Plant-derived drugs are generally a mixture of certain types of drugs, not a single component, such as Leigongjiang polysaccharide, total glucoside of peony, etc. These drugs have certain immunosuppressive and/or immunomodulatory effects. Dosage: Radix Polygoni Multi-glucoside 30-60mg/d; Baishao Total Glucoside 0.6g, 3 times daily; Torch Flower Root Tablets, 2 tablets, 3 times daily; Kunming Shanghang 2 tablets, 3 times daily orally. Radix Polygoni, Torch Flower Root Tablets, and Kunming Mountain Begonia have certain adverse effects on the gonads and should be used with caution in female patients of childbearing age.
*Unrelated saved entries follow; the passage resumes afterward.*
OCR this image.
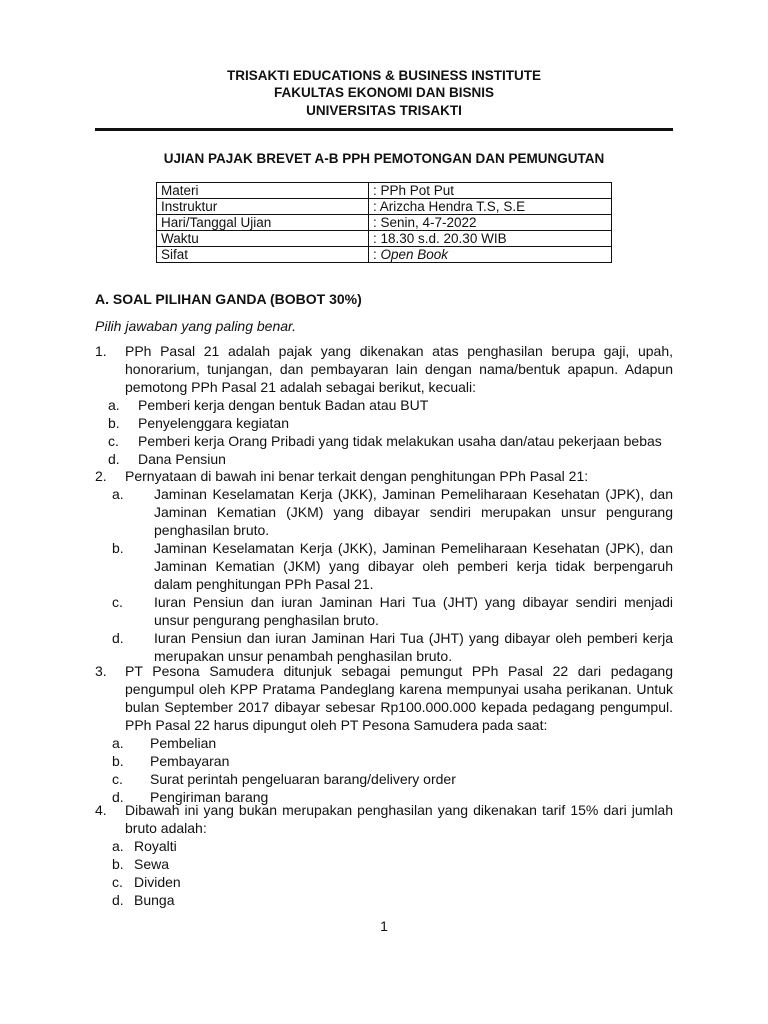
TRISAKTI EDUCATIONS & BUSINESS INSTITUTE
FAKULTAS EKONOMI DAN BISNIS
UNIVERSITAS TRISAKTI
UJIAN PAJAK BREVET A-B PPH PEMOTONGAN DAN PEMUNGUTAN
Materi	: PPh Pot Put
Instruktur	: Arizcha Hendra T.S, S.E
Hari/Tanggal Ujian	: Senin, 4-7-2022
Waktu	: 18.30 s.d. 20.30 WIB
Sifat	: Open Book
A. SOAL PILIHAN GANDA (BOBOT 30%)
Pilih jawaban yang paling benar.
1. PPh Pasal 21 adalah pajak yang dikenakan atas penghasilan berupa gaji, upah, honorarium, tunjangan, dan pembayaran lain dengan nama/bentuk apapun. Adapun pemotong PPh Pasal 21 adalah sebagai berikut, kecuali:
a. Pemberi kerja dengan bentuk Badan atau BUT
b. Penyelenggara kegiatan
c. Pemberi kerja Orang Pribadi yang tidak melakukan usaha dan/atau pekerjaan bebas
d. Dana Pensiun
2. Pernyataan di bawah ini benar terkait dengan penghitungan PPh Pasal 21:
a. Jaminan Keselamatan Kerja (JKK), Jaminan Pemeliharaan Kesehatan (JPK), dan Jaminan Kematian (JKM) yang dibayar sendiri merupakan unsur pengurang penghasilan bruto.
b. Jaminan Keselamatan Kerja (JKK), Jaminan Pemeliharaan Kesehatan (JPK), dan Jaminan Kematian (JKM) yang dibayar oleh pemberi kerja tidak berpengaruh dalam penghitungan PPh Pasal 21.
c. Iuran Pensiun dan iuran Jaminan Hari Tua (JHT) yang dibayar sendiri menjadi unsur pengurang penghasilan bruto.
d. Iuran Pensiun dan iuran Jaminan Hari Tua (JHT) yang dibayar oleh pemberi kerja merupakan unsur penambah penghasilan bruto.
3. PT Pesona Samudera ditunjuk sebagai pemungut PPh Pasal 22 dari pedagang pengumpul oleh KPP Pratama Pandeglang karena mempunyai usaha perikanan. Untuk bulan September 2017 dibayar sebesar Rp100.000.000 kepada pedagang pengumpul. PPh Pasal 22 harus dipungut oleh PT Pesona Samudera pada saat:
a. Pembelian
b. Pembayaran
c. Surat perintah pengeluaran barang/delivery order
d. Pengiriman barang
4. Dibawah ini yang bukan merupakan penghasilan yang dikenakan tarif 15% dari jumlah bruto adalah:
a. Royalti
b. Sewa
c. Dividen
d. Bunga
1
Retinoic acid is mainly used for the treatment of chronic and subacute cutaneous lupus erythematosus, especially for warty lupus with positive efficacy. For example, Aveline 0.51mg/(kg/d) and isotretinoin 1mg/(kg/d), divided into 2 oral doses. Contraindicated in women planning pregnancy or during pregnancy.
Biological agents such as intravenous human immunoglobulin, rituximab, belimumab, abciximab, anti-IL-6 monoclonal antibody and anti-IL-10 monoclonal antibody may be used in patients with severe disease such as ACLE.
Other gold agents such as kinolfine, 6-9 mg/d for adults, and salazosulfapyridine 0.75-1.5 g/d. Chlorpheniramine, 100 mg/d for adults.
Follow-up
Patients with CLE should be routinely followed up on a regular basis. Routine laboratory tests (e.g., routine blood and urine) should be performed at the time of follow-up, and liver and renal function should be reviewed at 3 to 6 months, and immune function at 6 to 12 months. Evaluate whether the disease is stable and whether it has developed into SLE. pay attention to the adverse effects of drugs. Those taking glucocorticoids should have regular blood pressure and blood glucose checks, and those taking hydroxychloroquine or chloroquine should have an eye examination every 3 to 6 months.
Prognosis
Most of the lesions of CLE can subside after treatment, but some CCLE may leave atrophic scarring and pigmentation or loss, and some patients with DLE lesions may persist for a long time. The prognosis of patients with CCLE and SCLE is good because they do not have significant organ involvement, while the prognosis of patients with ACLE depends on the degree of significant organ involvement.